For these reasons, the Court finds that defendant has not exhausted his administrative remedies and will deny defendant's motion without prejudice. See Cain, 2021 WL 388436, at *4 (noting that dismissal without prejudice is proper when a defendant fails to comply with the exhaustion requirement).
To the extent defendant's motion could be considered a motion for reconsideration of the Court's January 19, 2021 order, the Court would deny the motion. Defendant received two doses of the Pfizer-BioNTech COVID-19 vaccine in March 2021 and a booster shot of the same vaccine in February 2022. Docket No. 325 at 51; Docket No. 325-1 at 63. Additionally, defendant tested positive for COVID-19 in January 2022. Docket No. 325-1 at 56. There is no indication that the vaccine is ineffective for defendant or that he suffered severe symptoms when he contracted COVID-19, and the Court accordingly would not find extraordinary or compelling reasons warranting a sentence reduction in these circumstances.
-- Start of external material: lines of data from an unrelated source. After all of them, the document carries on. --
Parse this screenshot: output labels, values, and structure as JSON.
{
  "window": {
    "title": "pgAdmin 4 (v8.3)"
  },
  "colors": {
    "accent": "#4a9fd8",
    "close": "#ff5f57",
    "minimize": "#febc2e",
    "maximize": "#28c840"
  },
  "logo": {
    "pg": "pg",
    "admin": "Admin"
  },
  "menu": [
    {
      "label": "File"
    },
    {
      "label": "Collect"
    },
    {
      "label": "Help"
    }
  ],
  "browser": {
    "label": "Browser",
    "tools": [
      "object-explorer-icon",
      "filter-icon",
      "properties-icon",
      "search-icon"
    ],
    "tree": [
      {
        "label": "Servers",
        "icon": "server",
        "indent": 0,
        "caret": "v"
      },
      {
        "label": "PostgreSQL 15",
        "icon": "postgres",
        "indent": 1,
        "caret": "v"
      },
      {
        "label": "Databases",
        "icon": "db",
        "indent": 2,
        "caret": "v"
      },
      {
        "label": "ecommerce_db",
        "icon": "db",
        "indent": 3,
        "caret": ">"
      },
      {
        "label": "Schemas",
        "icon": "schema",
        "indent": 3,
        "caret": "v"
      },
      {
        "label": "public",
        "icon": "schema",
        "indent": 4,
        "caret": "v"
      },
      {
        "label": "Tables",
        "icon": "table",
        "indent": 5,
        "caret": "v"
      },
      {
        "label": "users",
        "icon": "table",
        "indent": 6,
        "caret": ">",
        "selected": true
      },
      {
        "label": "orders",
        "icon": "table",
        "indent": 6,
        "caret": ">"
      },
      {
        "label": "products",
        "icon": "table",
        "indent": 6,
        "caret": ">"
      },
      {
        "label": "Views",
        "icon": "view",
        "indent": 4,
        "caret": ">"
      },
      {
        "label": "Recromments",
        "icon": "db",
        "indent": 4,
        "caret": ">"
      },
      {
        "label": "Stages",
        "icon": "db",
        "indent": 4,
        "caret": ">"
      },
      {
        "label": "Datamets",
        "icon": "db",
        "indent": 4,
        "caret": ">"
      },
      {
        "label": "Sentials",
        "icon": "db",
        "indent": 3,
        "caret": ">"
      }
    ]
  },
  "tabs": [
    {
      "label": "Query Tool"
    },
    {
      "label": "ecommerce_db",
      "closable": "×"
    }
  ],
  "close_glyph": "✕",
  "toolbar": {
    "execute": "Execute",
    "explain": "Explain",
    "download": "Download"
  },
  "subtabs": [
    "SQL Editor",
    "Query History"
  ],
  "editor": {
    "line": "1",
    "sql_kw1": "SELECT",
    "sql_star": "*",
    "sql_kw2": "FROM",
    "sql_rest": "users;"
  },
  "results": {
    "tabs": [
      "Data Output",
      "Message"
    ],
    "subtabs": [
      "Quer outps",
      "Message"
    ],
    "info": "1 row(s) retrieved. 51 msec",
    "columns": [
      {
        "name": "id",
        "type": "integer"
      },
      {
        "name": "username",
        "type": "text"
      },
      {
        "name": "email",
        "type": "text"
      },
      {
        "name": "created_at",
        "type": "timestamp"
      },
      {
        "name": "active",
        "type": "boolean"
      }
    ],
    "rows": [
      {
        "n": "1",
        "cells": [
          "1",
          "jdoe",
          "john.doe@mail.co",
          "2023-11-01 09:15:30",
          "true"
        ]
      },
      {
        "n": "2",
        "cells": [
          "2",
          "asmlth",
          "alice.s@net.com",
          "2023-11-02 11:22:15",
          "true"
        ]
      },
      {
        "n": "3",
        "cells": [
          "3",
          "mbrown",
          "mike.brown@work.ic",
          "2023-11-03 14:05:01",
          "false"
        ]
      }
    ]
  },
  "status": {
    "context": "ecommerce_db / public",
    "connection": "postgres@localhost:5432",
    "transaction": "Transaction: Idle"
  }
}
See United States v. McRae, 2022 WL 803978, at *2 (10th Cir. Mar. 17, 2022) (unpublished) (“Given the effectiveness of COVID-19 vaccines, we agree with the Sixth and Seventh Circuits that ‘a defendant's incarceration during the COVID-19 pandemic-when the defendant has access to the COVID-19 vaccine-does not present an ‘extraordinary and compelling reason' warranting a sentence reduction.'”); United States v. Hald, 8 F.4th 932, 936 n.2 (10th Cir. 2021) (declining to consider defendants' vaccination status on appeal, but noting that “there is certainly room for doubt that Defendants' present circumstances would support a finding of ‘extraordinary and compelling reasons.'”); United States v. Broadfield, 5 F.4th 801, 803 (7th Cir. 2021) (“[F]or the vast majority of prisoners, the availability of a vaccine makes it impossible to conclude that the risk of COVID-19 is an ‘extraordinary and compelling' reason for immediate release.”).
IV. CONCLUSION
For the foregoing reasons, it is
ORDERED that defendant Adan Ramirez's Motion for Compassionate Release Due to COVID-19 Health Concerns, Excessively “Hard” Incarceration Time, Exemplary Rehabilitation Efforts Pursuant to 18 U.S.C. § 3582(c)(1)(A) and Appointment of Counsel [Docket No. 317] is DENIED without prejudice.